Trata-se de um estudo quantitativo e exploratório. As ULS que integram o estudo são cinco (ULS Alto Minho, ULS Matosinhos, ULS Guarda, ULS Castelo Branco e ULS Nordeste), de matrizes distintas tanto sociodemográficas como geográficas. Duas localizam-se na zona litoral norte de Portugal, a ULS do Alto Minho e ULS Matosinhos, abrangendo uma população mais jovem com menos co morbilidades e fruto da geografia do seu território, com mais facilidade de acesso aos serviços de saúde e, por conseguinte, aos cuidados. As restantes três ULS, ULS Castelo Branco, ULS Guarda e ULS Nordeste localizam-se na zona interior de Portugal com uma população mais envelhecida, mais comorbilidades, menor grau de instrução dos usuários destes serviços, mais dispersa geograficamente e, por conseguinte, com maior dificuldade de acessibilidade aos serviços de saúde.

As fontes de dados deste estudo foram os organismos do sistema de saúde português: a ERS e a Administração Central do Sistema de Saúde (ACSS), no período de 2015 a 2018. Os dados solicitados pelo investigador, por ofício à ERS, incidiram sobre o número de reclamações e motivos dessas reclamações em cada ULS estudada.

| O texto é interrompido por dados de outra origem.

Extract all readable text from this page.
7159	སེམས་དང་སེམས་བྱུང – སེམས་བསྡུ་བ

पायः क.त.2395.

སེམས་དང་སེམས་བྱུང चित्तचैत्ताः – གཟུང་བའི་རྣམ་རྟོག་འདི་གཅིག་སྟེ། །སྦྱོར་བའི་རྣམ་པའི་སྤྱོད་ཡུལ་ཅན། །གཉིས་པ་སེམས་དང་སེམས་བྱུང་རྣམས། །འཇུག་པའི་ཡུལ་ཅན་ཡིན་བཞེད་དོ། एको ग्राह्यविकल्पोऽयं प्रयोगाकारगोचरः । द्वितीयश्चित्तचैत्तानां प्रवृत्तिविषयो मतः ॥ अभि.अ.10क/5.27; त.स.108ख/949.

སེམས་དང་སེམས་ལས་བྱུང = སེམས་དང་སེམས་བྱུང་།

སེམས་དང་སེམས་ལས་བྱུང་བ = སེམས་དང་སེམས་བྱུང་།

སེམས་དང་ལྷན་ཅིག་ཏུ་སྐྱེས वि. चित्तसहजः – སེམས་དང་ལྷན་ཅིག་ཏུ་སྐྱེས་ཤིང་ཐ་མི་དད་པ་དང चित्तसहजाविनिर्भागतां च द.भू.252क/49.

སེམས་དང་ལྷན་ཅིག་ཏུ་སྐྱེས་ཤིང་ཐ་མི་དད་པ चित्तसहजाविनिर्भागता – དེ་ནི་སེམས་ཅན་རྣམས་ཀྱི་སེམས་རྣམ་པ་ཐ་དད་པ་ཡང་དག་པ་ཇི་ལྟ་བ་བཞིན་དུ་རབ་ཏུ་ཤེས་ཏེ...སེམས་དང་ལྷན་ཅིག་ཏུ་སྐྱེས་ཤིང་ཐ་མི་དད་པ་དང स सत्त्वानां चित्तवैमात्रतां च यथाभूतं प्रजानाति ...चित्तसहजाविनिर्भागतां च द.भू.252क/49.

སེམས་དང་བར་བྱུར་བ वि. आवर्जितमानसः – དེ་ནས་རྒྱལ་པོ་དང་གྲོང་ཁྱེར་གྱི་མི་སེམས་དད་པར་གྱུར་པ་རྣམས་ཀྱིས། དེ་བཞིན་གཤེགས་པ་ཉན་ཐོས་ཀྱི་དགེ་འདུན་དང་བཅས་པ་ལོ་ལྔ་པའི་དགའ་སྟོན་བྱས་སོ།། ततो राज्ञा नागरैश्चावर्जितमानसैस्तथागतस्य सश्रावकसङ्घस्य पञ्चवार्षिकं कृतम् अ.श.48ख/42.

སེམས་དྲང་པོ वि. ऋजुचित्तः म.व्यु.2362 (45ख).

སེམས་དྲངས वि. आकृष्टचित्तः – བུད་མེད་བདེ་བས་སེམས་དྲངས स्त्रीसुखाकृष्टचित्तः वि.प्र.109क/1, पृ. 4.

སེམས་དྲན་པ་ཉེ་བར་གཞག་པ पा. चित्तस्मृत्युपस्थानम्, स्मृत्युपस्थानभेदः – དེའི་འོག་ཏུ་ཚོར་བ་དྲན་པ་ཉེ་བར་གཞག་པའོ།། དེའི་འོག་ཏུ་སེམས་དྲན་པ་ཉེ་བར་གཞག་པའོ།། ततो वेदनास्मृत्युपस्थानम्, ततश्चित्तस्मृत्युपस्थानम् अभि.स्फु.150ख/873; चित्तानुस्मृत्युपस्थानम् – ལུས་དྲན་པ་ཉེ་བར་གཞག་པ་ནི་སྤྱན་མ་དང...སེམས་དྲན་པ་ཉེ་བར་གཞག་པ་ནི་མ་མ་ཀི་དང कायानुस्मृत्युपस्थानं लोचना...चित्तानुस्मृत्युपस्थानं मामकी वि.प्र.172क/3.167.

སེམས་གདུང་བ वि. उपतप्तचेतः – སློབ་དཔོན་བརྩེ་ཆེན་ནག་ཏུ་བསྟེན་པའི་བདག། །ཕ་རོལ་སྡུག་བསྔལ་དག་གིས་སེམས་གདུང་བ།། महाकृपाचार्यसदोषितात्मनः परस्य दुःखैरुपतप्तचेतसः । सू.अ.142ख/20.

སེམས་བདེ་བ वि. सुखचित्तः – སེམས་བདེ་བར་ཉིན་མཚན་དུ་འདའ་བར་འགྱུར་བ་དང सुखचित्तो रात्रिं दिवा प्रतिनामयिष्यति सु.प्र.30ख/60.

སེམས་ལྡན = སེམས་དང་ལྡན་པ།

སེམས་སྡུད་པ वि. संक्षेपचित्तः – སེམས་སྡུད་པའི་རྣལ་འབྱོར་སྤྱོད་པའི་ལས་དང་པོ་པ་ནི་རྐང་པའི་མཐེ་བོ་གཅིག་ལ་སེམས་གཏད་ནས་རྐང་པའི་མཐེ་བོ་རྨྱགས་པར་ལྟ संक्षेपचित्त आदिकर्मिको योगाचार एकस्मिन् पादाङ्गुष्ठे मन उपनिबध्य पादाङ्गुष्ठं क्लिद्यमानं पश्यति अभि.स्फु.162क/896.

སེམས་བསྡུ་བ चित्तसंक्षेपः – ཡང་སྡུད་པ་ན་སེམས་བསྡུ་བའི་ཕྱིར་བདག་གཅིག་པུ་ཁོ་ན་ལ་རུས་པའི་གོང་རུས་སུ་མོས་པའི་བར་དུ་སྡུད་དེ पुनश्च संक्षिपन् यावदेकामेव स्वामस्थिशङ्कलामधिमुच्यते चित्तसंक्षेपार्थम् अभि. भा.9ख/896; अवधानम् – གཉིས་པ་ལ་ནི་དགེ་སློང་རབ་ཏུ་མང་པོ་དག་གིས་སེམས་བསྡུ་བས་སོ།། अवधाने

À ACSS, foi solicitado um conjunto de dados que compreendiam: o acesso dos cidadãos aos cuidados de saúde em número de médicos e número de enfermeiros, tempo médio de espera para marcação e realização de cirurgias programadas; eficiência produtiva: tempo médio de internamento, número total de doentes internados, número total de internamentos, total de urgências realizadas; desempenho económico-financeiro: custos com medicamentos e produtos farmacêuticos, prazo médio de pagamento aos fornecedores.

O processo conducente à obtenção dos dados da pesquisa desenvolveu-se em duas etapas, que compreenderam: solicitação dos dados à ERS e à ACSS em janeiro de 2017; em janeiro de 2020 solicitação de autorização de identificação das ULS, para efeitos de divulgação dados fornecidos pela ACSS.

Resultados

A apresentação dos resultados resulta da agregação dos dados em quatro dimensões. Assim sendo, as quatro dimensões referem-se a: acesso dos cidadãos aos cuidados de saúde, eficiência produtiva, qualidade dos cuidados e desempenho económico-financeiro. Os resultados servirão para avaliar o desempenho das ULS em estudo, em cada uma destas dimensões.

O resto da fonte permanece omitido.